Gravant son visage, sa robe de soie écarlate, son voile orangé, sa perle frontale dans sa mémoire, Anna partit pour ne plus revenir. Sahaj la mena jusqu’à la place de Shalingappa. Le chemin pris à l’aller lui paraissait si étranger ! Anna retrouva finalement l’endroit d’où elle était venue. Le mur dénudé semblait infranchissable. La jeune voyageuse inspira et avança ses doigts vers la façade. Ses phalanges butèrent contre la surface solide. Anna fronça les sourcils et réessaya comme elle l’avait fait pour venir. Nouvel échec. Elle s’appuya de tout son poids contre la paroi. L’affolement la guettait. Elle se mit à frapper la façade qui ne voulait pas la laisser passer. Désespérée, Anna se laissa glisser contre le mur. Pas de miracle : Cela ne marchait que dans un sens ! Alors comment rentrer chez elle ? Resté silencieux depuis un moment, Sahaj déclara subitement :

« Il y a peut-être une autre issue...

- A quoi penses-tu ?

- Une légende raconte que des hommes se sont rendus dans la librairie du village. Certains ont disparu mystérieusement. On dit qu’ils ne seraient pas morts, mais dans un autre monde. On a découvert récemment que le passage aboutissait en France. Je n’ai pas plus de détails car les gens sont très méfiants et préfèrent garder le secret.

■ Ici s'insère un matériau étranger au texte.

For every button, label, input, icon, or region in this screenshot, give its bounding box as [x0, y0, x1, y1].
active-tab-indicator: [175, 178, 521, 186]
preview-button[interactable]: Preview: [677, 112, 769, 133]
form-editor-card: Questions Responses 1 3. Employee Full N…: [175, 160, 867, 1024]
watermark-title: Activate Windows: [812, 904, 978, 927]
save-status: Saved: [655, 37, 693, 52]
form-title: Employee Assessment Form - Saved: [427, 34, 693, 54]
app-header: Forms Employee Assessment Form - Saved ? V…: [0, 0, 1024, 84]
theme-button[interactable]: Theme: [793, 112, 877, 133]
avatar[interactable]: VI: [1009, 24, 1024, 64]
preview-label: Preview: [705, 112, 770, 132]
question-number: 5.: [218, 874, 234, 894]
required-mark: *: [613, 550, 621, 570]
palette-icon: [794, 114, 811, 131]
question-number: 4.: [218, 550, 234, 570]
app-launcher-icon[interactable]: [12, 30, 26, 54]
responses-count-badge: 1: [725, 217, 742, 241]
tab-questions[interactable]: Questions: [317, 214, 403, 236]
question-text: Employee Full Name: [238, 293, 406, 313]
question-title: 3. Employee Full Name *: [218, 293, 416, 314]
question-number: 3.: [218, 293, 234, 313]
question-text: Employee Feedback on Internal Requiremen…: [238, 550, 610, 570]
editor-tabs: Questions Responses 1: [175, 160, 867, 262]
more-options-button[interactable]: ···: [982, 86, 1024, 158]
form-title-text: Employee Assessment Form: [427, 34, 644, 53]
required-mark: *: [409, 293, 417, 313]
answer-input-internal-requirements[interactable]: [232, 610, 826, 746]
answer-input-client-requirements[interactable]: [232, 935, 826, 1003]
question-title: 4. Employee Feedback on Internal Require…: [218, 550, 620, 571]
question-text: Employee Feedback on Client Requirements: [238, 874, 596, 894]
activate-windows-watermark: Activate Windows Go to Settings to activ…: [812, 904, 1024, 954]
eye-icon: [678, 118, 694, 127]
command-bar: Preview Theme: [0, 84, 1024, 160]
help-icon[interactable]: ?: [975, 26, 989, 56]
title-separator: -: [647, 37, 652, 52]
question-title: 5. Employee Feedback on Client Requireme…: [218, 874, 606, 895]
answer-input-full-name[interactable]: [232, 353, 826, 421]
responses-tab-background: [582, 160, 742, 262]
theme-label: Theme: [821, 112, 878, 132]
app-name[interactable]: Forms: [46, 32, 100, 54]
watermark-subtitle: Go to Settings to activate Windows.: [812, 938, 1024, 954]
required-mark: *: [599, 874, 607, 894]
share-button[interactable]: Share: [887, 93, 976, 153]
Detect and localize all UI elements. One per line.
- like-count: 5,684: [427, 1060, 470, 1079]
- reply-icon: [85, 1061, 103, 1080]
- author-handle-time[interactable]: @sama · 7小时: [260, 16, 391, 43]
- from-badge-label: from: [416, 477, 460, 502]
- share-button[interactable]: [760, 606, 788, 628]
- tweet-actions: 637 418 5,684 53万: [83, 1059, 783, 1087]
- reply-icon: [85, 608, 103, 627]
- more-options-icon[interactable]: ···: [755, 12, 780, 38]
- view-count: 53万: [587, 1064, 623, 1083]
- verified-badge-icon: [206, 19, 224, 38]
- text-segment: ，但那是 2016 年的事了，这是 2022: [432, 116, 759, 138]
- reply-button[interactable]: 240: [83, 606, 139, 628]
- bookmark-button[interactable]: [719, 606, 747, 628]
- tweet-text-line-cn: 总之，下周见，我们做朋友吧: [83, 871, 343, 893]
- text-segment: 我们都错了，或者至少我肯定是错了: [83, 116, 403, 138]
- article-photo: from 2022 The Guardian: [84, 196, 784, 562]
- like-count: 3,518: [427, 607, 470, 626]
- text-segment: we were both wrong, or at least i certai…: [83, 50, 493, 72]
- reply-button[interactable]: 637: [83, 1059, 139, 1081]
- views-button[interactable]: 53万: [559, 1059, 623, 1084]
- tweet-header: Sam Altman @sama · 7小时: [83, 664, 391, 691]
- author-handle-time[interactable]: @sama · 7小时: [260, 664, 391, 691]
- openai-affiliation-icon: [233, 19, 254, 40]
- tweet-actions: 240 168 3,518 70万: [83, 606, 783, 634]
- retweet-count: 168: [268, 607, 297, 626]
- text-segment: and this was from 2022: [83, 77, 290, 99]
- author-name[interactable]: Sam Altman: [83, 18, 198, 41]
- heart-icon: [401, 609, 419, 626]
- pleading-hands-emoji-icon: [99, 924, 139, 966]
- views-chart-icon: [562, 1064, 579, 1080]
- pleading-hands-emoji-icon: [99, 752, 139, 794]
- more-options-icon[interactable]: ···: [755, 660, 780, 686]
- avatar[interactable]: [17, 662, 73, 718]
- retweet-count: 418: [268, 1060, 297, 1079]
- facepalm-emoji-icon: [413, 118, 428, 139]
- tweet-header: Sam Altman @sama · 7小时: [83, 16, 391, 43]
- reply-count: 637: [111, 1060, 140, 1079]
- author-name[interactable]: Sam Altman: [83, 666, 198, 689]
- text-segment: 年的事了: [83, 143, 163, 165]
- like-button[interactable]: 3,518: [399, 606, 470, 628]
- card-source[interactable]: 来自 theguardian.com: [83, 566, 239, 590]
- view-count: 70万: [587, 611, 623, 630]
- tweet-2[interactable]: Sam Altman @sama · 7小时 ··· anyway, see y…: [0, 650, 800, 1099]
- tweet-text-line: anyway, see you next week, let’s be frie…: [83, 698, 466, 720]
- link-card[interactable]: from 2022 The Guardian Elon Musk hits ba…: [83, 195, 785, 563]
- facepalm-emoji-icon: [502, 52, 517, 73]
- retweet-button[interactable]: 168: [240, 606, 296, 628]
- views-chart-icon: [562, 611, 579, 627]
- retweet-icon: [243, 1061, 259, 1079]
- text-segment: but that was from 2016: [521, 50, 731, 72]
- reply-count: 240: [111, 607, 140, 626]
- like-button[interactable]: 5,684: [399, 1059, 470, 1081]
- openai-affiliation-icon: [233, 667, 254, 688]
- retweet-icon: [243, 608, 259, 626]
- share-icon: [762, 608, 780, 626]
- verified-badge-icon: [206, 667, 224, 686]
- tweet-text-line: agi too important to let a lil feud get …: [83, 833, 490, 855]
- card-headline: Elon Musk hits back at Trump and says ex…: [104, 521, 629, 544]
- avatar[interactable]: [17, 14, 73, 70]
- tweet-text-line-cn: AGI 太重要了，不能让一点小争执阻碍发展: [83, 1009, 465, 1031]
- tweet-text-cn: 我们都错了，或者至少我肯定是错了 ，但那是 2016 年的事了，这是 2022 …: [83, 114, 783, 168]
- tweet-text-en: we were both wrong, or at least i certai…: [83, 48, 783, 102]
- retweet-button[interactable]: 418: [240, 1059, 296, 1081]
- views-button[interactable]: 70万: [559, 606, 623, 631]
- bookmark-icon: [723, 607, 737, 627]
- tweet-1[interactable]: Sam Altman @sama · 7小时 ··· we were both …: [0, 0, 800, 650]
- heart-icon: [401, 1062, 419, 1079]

- Et tu crois qu’il pourrait s’agir d’une autre « porte » ?

- Pourquoi pas ?

- Merci de me faire confiance, allons vérifier ! »

Il rit devant son enthousiasme et l’entraîna à sa suite. Ils entrèrent dans la boutique, située au bord de la route. Le libraire ne pouvant la renseigner, Anna se laissa guider par son intuition féminine et orienta les recherches vers sa gauche. Elle entendit un léger bruit provenant d’une étagère. Elle délogea un livre et écouta encore. Des klaxons lointains et étouffés lui parvinrent : c’était le bon endroit.
Anna, submergée par la mauvaise conscience, ne pensait plus qu’à sa grand-mère et à Gabrielle. Elle retira ses bottes pour ne pas salir les ouvrages, étreignit Sahaj et le quitta sur un dernier regard. Alors, comme à l’aller, elle s’engagea la tête la première et poussa sur ses coudes pour franchir le rayon. Anna sentit un petit paquet dans la poche de son jean : c’était un sachet rempli d’épices, que Bhumi avait dû lui glisser discrètement.

Des parisiens étonnés virent une jeune demoiselle à lunettes, bottines à la main, l’air égaré au milieu de l’avenue des Champs Elysées.